Performance of language models on the studied program generation datasets
Key Findings: State-of-the-art language models like CodeT5, CodeReviewer, and CodeT5+ demonstrate superior performance compared to other models across diverse program generation datasets. However, their inconsistent accuracy and significant variability across different tasks and datasets raise concerns about their reliability.
Data Duplication between Training and Testing Sets.
Model Performance Before and After Removing High-Similarity Test Instances
Key Findings: Multiple program generation datasets contain substantial duplications between their training and testing sets. The increased similarity between these sets typically leads to exaggerated performance metrics, raising concerns about the models' generalization capabilities and suggesting potential flaws in data handling.
Data Duplication cross Testing Sets
In 10 out of the 12 datasets, there were many test instances that had identical input data but different expected outputs.
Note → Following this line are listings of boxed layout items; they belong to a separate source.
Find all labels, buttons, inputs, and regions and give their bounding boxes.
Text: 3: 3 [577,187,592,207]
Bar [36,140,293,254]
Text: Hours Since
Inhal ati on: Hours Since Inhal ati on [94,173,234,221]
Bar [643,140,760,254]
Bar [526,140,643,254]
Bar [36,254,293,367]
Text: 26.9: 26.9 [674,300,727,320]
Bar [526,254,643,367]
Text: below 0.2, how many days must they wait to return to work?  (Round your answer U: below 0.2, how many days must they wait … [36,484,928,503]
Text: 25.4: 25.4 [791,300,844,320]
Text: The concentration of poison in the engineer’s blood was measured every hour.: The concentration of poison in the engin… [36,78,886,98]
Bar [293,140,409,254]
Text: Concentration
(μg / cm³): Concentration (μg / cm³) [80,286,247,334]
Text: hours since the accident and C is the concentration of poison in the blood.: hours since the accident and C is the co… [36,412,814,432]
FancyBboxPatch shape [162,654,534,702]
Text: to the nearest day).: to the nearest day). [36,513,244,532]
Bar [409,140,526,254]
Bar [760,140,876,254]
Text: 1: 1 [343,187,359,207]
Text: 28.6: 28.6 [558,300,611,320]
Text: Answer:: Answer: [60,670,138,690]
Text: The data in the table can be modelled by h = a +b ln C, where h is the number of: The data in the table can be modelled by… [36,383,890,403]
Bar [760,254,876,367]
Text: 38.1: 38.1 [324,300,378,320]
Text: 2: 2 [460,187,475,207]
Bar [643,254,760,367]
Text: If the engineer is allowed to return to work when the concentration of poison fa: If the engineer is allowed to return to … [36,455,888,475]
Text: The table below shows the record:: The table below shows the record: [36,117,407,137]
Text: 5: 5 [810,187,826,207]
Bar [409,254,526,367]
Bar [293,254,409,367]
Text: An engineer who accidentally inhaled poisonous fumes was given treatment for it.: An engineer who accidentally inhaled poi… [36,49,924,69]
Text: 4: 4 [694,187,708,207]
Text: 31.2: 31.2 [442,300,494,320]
Distribution of Data Duplication within Testing Sets and Corresponding Model Performance Metrics
Key Findings: In many datasets, there are duplicated source code sequences within the test instances, despite requiring models to generate different target code. Such inconsistencies in test design lead to evaluations that may not accurately reflect the true capabilities of program generation approaches.
Output-Input Similarity Analysis
Key Findings: In code review and code repair tasks, language models frequently generate outputs that are identical to the input sequences, presenting a potential limitation in their ability to generate novel code solutions.
Key Findings: Explainable AI methods can effectively identify feature importance when generating code sequences. Identifiers and keywords are consistently assigned higher importance scores compared to operators and separators, indicating that language models prioritize syntactic and semantic understanding.
Performance upon input token reduction using different strategies
Key Findings: The substantial performance decrease observed when crucial tokens are removed from input sequences underlines a vulnerability in language models, showing a need for enhanced model robustness.